Perguntas frequentes

“Se eu for tímido, consigo projetar confiança?”
Sim. Confiança não exige expansividade; exige clareza, presença e consistência. Fale curto, pause, peça com verbo claro e entregue no prazo.

“Preciso sempre ter números?”
Tenha o que for relevante. Quando não tiver, declare o plano para obter e o prazo. Especificidade importa mais que abundância.

“Como lidar com alguém cético?”
Reconheça o critério do cético (“você valoriza risco”), traga evidência específica, ofereça condição (“desde que”), proponha um piloto pequeno.

“E se me interrompem muito?”
Olhar firme, gesto de “um segundo”, “eu concluo em dez segundos e te passo”. Conclua de verdade e entregue a palavra.

“Como fechar sem parecer autoritário?”
Combine acolhimento + direção: “Entendo o ponto, e proponho começarmos pelo piloto. Preferem A ou B?”

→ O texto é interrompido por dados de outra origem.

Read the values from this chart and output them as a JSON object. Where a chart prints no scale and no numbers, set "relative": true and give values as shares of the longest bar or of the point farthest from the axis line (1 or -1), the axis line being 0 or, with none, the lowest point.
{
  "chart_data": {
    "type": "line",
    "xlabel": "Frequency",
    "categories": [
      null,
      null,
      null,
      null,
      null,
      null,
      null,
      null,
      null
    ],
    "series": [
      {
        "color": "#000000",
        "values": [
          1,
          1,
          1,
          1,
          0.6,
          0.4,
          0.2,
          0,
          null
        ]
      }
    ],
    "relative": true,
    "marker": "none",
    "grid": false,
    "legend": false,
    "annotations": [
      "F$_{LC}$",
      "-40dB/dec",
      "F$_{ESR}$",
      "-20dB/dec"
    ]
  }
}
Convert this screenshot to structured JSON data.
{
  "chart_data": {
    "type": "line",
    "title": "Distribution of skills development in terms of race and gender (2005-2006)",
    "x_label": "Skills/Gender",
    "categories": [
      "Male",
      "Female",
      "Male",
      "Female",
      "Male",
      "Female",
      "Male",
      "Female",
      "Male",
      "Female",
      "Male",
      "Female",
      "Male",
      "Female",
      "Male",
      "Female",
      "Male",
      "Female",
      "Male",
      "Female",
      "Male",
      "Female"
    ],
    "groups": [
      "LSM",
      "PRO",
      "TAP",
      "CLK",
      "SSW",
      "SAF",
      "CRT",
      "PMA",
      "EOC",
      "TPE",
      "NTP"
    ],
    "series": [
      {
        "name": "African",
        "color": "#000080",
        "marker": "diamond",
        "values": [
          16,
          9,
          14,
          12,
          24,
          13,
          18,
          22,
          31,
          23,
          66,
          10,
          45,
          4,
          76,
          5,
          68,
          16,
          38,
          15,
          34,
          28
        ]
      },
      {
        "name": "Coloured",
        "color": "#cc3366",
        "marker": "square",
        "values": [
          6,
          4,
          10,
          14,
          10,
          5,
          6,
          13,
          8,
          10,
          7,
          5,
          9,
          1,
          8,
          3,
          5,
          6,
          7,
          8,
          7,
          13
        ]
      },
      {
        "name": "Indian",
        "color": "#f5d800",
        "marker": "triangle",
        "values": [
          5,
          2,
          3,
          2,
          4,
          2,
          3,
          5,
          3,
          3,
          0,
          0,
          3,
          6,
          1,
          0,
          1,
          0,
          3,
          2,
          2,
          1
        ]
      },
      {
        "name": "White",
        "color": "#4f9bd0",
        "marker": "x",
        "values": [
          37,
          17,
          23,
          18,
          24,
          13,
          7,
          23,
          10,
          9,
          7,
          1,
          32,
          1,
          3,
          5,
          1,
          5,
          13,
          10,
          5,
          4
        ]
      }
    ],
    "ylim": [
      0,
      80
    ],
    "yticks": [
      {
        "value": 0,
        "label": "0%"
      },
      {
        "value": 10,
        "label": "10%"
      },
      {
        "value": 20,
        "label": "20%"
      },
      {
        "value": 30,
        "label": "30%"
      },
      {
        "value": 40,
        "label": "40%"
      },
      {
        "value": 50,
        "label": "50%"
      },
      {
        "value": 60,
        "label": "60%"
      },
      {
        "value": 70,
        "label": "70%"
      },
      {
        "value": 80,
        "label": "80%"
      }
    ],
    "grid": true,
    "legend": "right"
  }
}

Conclusão: confiança é um hábito comunicativo

Confiança é consequência de comunicação bem desenhada: você mostra que entende o problema, explica por que importa, propõe um caminho com condições seguras, ouve de verdade, pede com clareza e cumpre o que promete. Isso se aprende e se pratica. No seu próximo discurso, conversa, apresentação ou entrevista, experimente o mínimo viável:

Abra com uma frase-âncora e o mapa do encontro
Respire, varie o ritmo e termine as frases com nitidez
Use o roteiro “o que/por que/como/CTA”
Traga um dado, um exemplo e uma condição de segurança
Peça com verbo forte e prazo
Registre e entregue

A cada encontro, um ponto de confiança. Em pouco tempo, você não apenas parecerá confiável — você será, porque suas escolhas de linguagem, presença e consistência vão construir essa reputação, conversa após conversa, entrega após entrega.